Solar power is projected to have intermittent but steady market penetration

Solar power is on track to reach price parity with natural gas in about a decade due partly to the proliferation of inexpensive natural gas.
Written by David Worthington, Contributor

Unsubsidized solar power could become cost competitive with natural gas in about a decade – inexplicably due to the proliferation of inexpensive natural gas, a report says.

It’s sounds like a paradox, but that’s a conclusion of Lux Research, a spin-off of the venture capital firm Lux Capital, published today in “Cheap Natural Gas: Fracturing Dreams of a Solar Future.” The report is sunny on solar power’s future, because the proliferation of inexpensive natural gas could serve as a bridge fuel that makes a ramp up of renewables possible without requiring major infrastructure improvements.

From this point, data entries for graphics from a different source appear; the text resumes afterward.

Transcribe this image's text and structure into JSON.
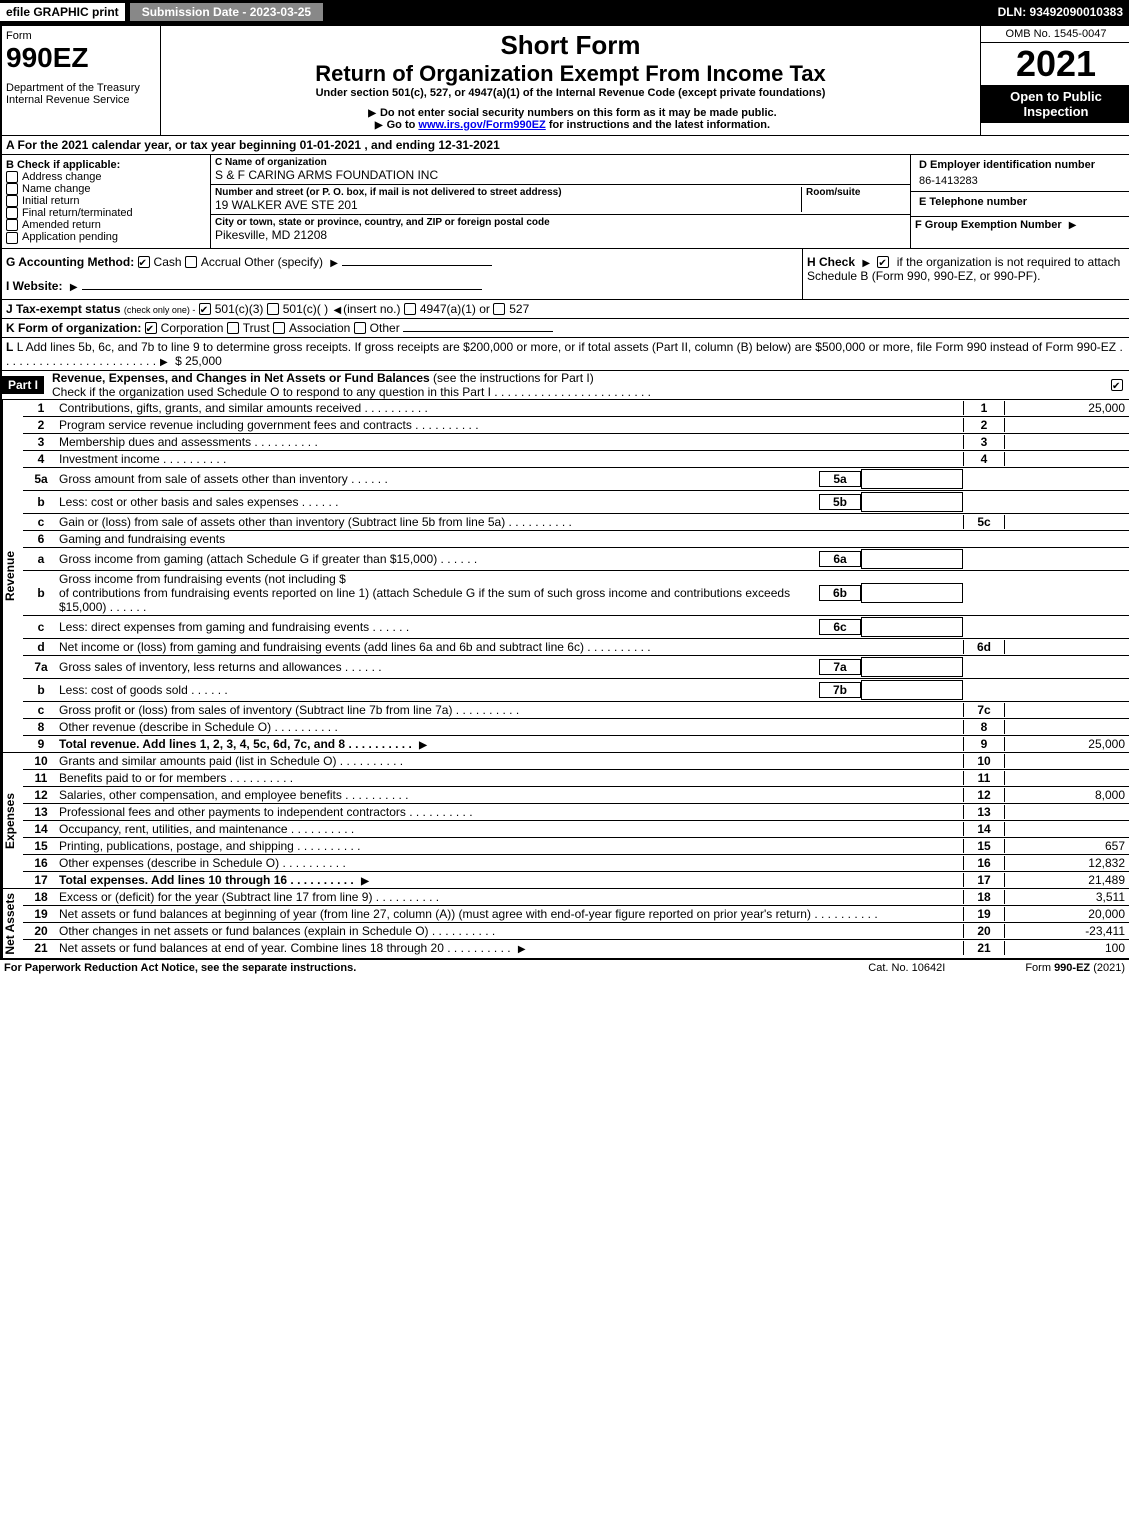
{
  "topbar": {
    "efile": "efile GRAPHIC print",
    "submission": "Submission Date - 2023-03-25",
    "dln": "DLN: 93492090010383"
  },
  "header": {
    "form_word": "Form",
    "form_num": "990EZ",
    "dept": "Department of the Treasury\nInternal Revenue Service",
    "short": "Short Form",
    "title": "Return of Organization Exempt From Income Tax",
    "subtitle": "Under section 501(c), 527, or 4947(a)(1) of the Internal Revenue Code (except private foundations)",
    "warn": "Do not enter social security numbers on this form as it may be made public.",
    "goto_pre": "Go to ",
    "goto_link": "www.irs.gov/Form990EZ",
    "goto_post": " for instructions and the latest information.",
    "omb": "OMB No. 1545-0047",
    "year": "2021",
    "inspect": "Open to Public Inspection"
  },
  "section_a": "A  For the 2021 calendar year, or tax year beginning 01-01-2021 , and ending 12-31-2021",
  "box_b": {
    "title": "B  Check if applicable:",
    "items": [
      "Address change",
      "Name change",
      "Initial return",
      "Final return/terminated",
      "Amended return",
      "Application pending"
    ]
  },
  "box_c": {
    "name_lbl": "C Name of organization",
    "name": "S & F CARING ARMS FOUNDATION INC",
    "street_lbl": "Number and street (or P. O. box, if mail is not delivered to street address)",
    "room_lbl": "Room/suite",
    "street": "19 WALKER AVE STE 201",
    "city_lbl": "City or town, state or province, country, and ZIP or foreign postal code",
    "city": "Pikesville, MD  21208"
  },
  "box_d": {
    "ein_lbl": "D Employer identification number",
    "ein": "86-1413283",
    "tel_lbl": "E Telephone number",
    "tel": "",
    "grp_lbl": "F Group Exemption Number"
  },
  "line_g": "G Accounting Method:",
  "line_g_opts": {
    "cash": "Cash",
    "accrual": "Accrual",
    "other": "Other (specify)"
  },
  "line_h": "H  Check",
  "line_h_post": "if the organization is not required to attach Schedule B (Form 990, 990-EZ, or 990-PF).",
  "line_i": "I Website:",
  "line_j": "J Tax-exempt status",
  "line_j_sub": "(check only one) -",
  "line_j_opts": {
    "a": "501(c)(3)",
    "b": "501(c)(  )",
    "c": "(insert no.)",
    "d": "4947(a)(1) or",
    "e": "527"
  },
  "line_k": "K Form of organization:",
  "line_k_opts": {
    "corp": "Corporation",
    "trust": "Trust",
    "assoc": "Association",
    "other": "Other"
  },
  "line_l": "L Add lines 5b, 6c, and 7b to line 9 to determine gross receipts. If gross receipts are $200,000 or more, or if total assets (Part II, column (B) below) are $500,000 or more, file Form 990 instead of Form 990-EZ",
  "line_l_val": "$ 25,000",
  "part1": {
    "label": "Part I",
    "title": "Revenue, Expenses, and Changes in Net Assets or Fund Balances",
    "instr": "(see the instructions for Part I)",
    "check": "Check if the organization used Schedule O to respond to any question in this Part I"
  },
  "sections": {
    "revenue": "Revenue",
    "expenses": "Expenses",
    "netassets": "Net Assets"
  },
  "lines": {
    "1": {
      "n": "1",
      "d": "Contributions, gifts, grants, and similar amounts received",
      "c": "1",
      "v": "25,000"
    },
    "2": {
      "n": "2",
      "d": "Program service revenue including government fees and contracts",
      "c": "2",
      "v": ""
    },
    "3": {
      "n": "3",
      "d": "Membership dues and assessments",
      "c": "3",
      "v": ""
    },
    "4": {
      "n": "4",
      "d": "Investment income",
      "c": "4",
      "v": ""
    },
    "5a": {
      "n": "5a",
      "d": "Gross amount from sale of assets other than inventory",
      "sc": "5a"
    },
    "5b": {
      "n": "b",
      "d": "Less: cost or other basis and sales expenses",
      "sc": "5b"
    },
    "5c": {
      "n": "c",
      "d": "Gain or (loss) from sale of assets other than inventory (Subtract line 5b from line 5a)",
      "c": "5c",
      "v": ""
    },
    "6": {
      "n": "6",
      "d": "Gaming and fundraising events"
    },
    "6a": {
      "n": "a",
      "d": "Gross income from gaming (attach Schedule G if greater than $15,000)",
      "sc": "6a"
    },
    "6b": {
      "n": "b",
      "d": "Gross income from fundraising events (not including $",
      "d2": "of contributions from fundraising events reported on line 1) (attach Schedule G if the sum of such gross income and contributions exceeds $15,000)",
      "sc": "6b"
    },
    "6c": {
      "n": "c",
      "d": "Less: direct expenses from gaming and fundraising events",
      "sc": "6c"
    },
    "6d": {
      "n": "d",
      "d": "Net income or (loss) from gaming and fundraising events (add lines 6a and 6b and subtract line 6c)",
      "c": "6d",
      "v": ""
    },
    "7a": {
      "n": "7a",
      "d": "Gross sales of inventory, less returns and allowances",
      "sc": "7a"
    },
    "7b": {
      "n": "b",
      "d": "Less: cost of goods sold",
      "sc": "7b"
    },
    "7c": {
      "n": "c",
      "d": "Gross profit or (loss) from sales of inventory (Subtract line 7b from line 7a)",
      "c": "7c",
      "v": ""
    },
    "8": {
      "n": "8",
      "d": "Other revenue (describe in Schedule O)",
      "c": "8",
      "v": ""
    },
    "9": {
      "n": "9",
      "d": "Total revenue. Add lines 1, 2, 3, 4, 5c, 6d, 7c, and 8",
      "c": "9",
      "v": "25,000",
      "bold": true,
      "arrow": true
    },
    "10": {
      "n": "10",
      "d": "Grants and similar amounts paid (list in Schedule O)",
      "c": "10",
      "v": ""
    },
    "11": {
      "n": "11",
      "d": "Benefits paid to or for members",
      "c": "11",
      "v": ""
    },
    "12": {
      "n": "12",
      "d": "Salaries, other compensation, and employee benefits",
      "c": "12",
      "v": "8,000"
    },
    "13": {
      "n": "13",
      "d": "Professional fees and other payments to independent contractors",
      "c": "13",
      "v": ""
    },
    "14": {
      "n": "14",
      "d": "Occupancy, rent, utilities, and maintenance",
      "c": "14",
      "v": ""
    },
    "15": {
      "n": "15",
      "d": "Printing, publications, postage, and shipping",
      "c": "15",
      "v": "657"
    },
    "16": {
      "n": "16",
      "d": "Other expenses (describe in Schedule O)",
      "c": "16",
      "v": "12,832"
    },
    "17": {
      "n": "17",
      "d": "Total expenses. Add lines 10 through 16",
      "c": "17",
      "v": "21,489",
      "bold": true,
      "arrow": true
    },
    "18": {
      "n": "18",
      "d": "Excess or (deficit) for the year (Subtract line 17 from line 9)",
      "c": "18",
      "v": "3,511"
    },
    "19": {
      "n": "19",
      "d": "Net assets or fund balances at beginning of year (from line 27, column (A)) (must agree with end-of-year figure reported on prior year's return)",
      "c": "19",
      "v": "20,000"
    },
    "20": {
      "n": "20",
      "d": "Other changes in net assets or fund balances (explain in Schedule O)",
      "c": "20",
      "v": "-23,411"
    },
    "21": {
      "n": "21",
      "d": "Net assets or fund balances at end of year. Combine lines 18 through 20",
      "c": "21",
      "v": "100",
      "arrow": true
    }
  },
  "footer": {
    "left": "For Paperwork Reduction Act Notice, see the separate instructions.",
    "mid": "Cat. No. 10642I",
    "right_pre": "Form ",
    "right_form": "990-EZ",
    "right_post": " (2021)"
  }
}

That would help utility-grade solar penetrate the energy mix in multiple regions, it found. Lux says that solar will reach price parity with natural gas turbines by 2025.

“On the macroeconomic level, a ‘golden age of gas’ can be a bridge to a renewable future as gas will replace coal until solar becomes cost competitive without subsidies. On the microeconomic level, solar integrated with natural gas can lower costs and provide stable output,” said Ed Cahill, the report’s lead author and research associate.

Lux Research has made the assumption that there will be a significant drop in the cost of utility grade solar power systems and barriers to scale gas production through environmental regulations in Europe and high capital costs in South America. However, there are currently no signs of a shale gas production slowdown in the United States, which is now the world’s largest producer of natural gas, a major job growth engine.

Meanwhile, renewable energy consumption is also surging. Solar power and wind power usage have grown 267% and 538%, respectively, in the United States in less than a decade following the “green revolution” brought on by the American Recovery and Investment Act, which is better know as the Stimulus. The same transition is happening worldwide: the International Energy said that renewables would account for a quarter of world energy production by 2016, in a June report. There is intermittent penetration.

Don’t expect an entirely seamless transition to renewables like solar power. Lux Research's report noted: “Turmoil is imminent because standalone solar will not yet be competitive when subsidies start expiring in markets like China, the U.S. and Japan. Companies will need to diversify geographically and transition to areas with fewer gas resources – or develop hybrid systems that take advantage of low gas prices.”